I close with the words of French Muslim journalist Mohamed Sifaoui: "Tariq Ramadan is an Islamist. He is among those who want political Islam, the European version of the Muslim Brotherhood, to infiltrate institutions, society, associations, parties, the media and so on, in order to pressure these same societies, to "reform" them from inside, to Islamize them or re-Islamize them, the better to pervert them, to progressively bring them to accept a medieval vision of the Muslim religion."

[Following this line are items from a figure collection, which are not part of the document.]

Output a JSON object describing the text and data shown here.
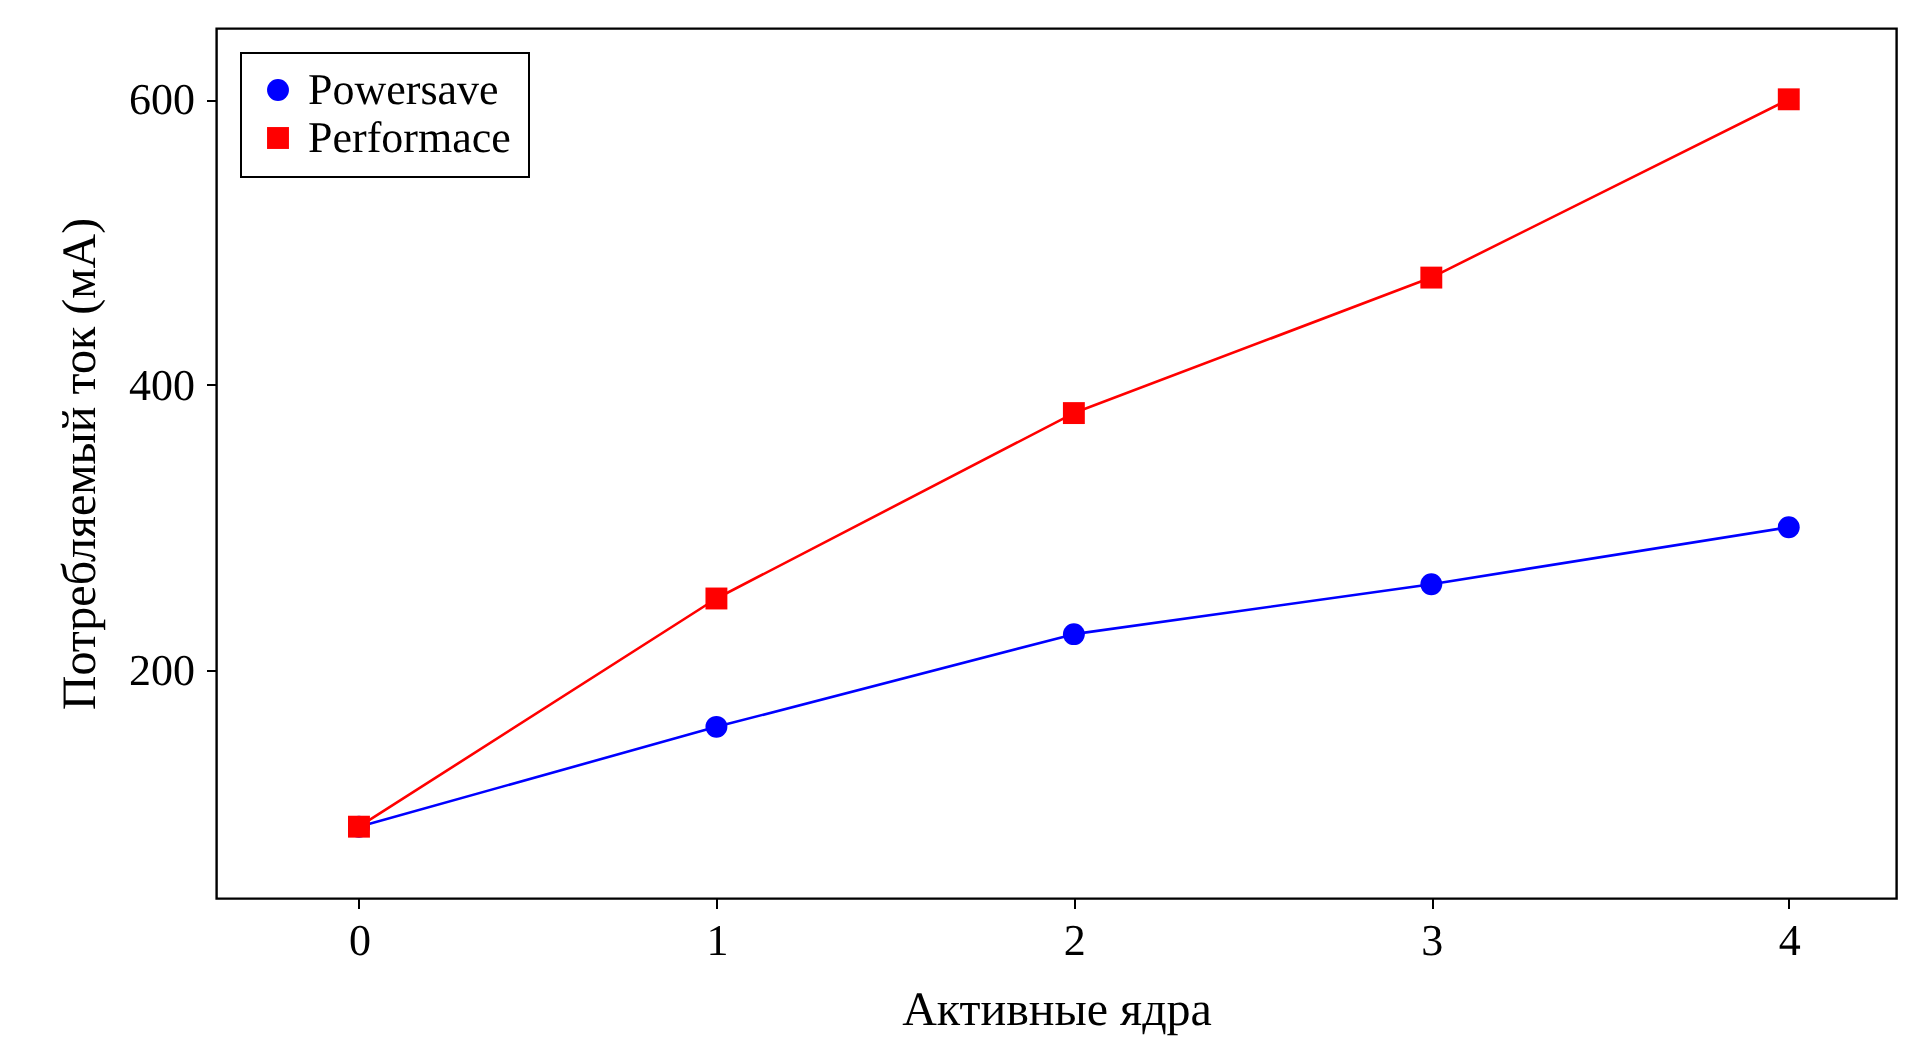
{
  "chart_data": {
    "type": "line",
    "xlabel": "Активные ядра",
    "ylabel": "Потребляемый ток (мА)",
    "x": [
      0,
      1,
      2,
      3,
      4
    ],
    "series": [
      {
        "name": "Powersave",
        "color": "#0000ff",
        "marker": "circle",
        "values": [
          90,
          160,
          225,
          260,
          300
        ]
      },
      {
        "name": "Performace",
        "color": "#ff0000",
        "marker": "square",
        "values": [
          90,
          250,
          380,
          475,
          600
        ]
      }
    ],
    "xlim": [
      -0.4,
      4.3
    ],
    "ylim": [
      40,
      650
    ],
    "xticks": [
      0,
      1,
      2,
      3,
      4
    ],
    "yticks": [
      200,
      400,
      600
    ],
    "legend": "top left",
    "grid": false
  }
}
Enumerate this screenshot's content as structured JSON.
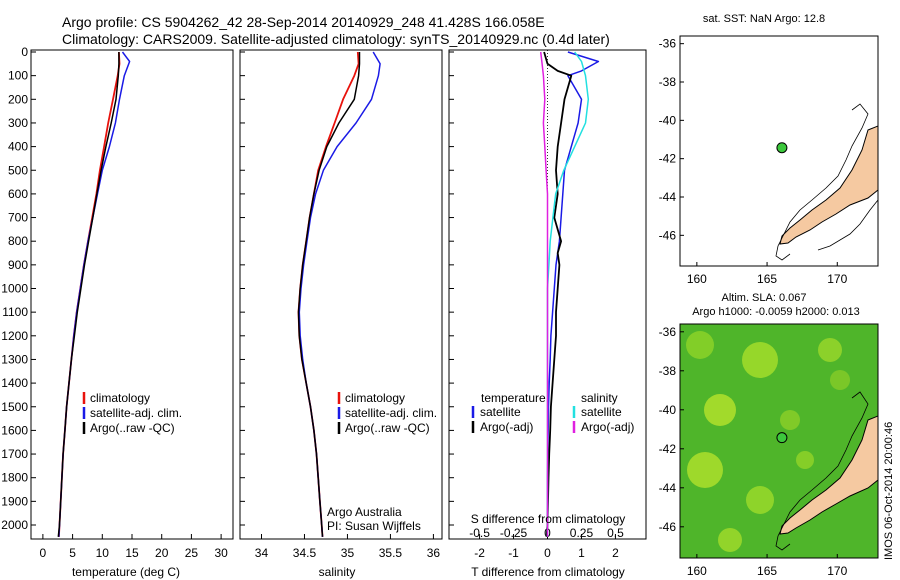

Brother Tariq, your father Said Ramadan came to my birthplace Pakistan in 1948 as a Muslim Brotherhood emissary and was instrumental in turning a secular Muslim country into a hotbed of Islamic extremism. I will not let the son of Said Ramadan come to my adopted home Canada and do the same, without a fight. Your Islamist father ruined my birthplace; I will not let you ruin the place where I will die.

National Post.

Tarek Fatah is a Toronto writer and broadcaster. He is the author of Chasing a Mirage: The Tragic Illusion of an Islamic State (Wiley 2008).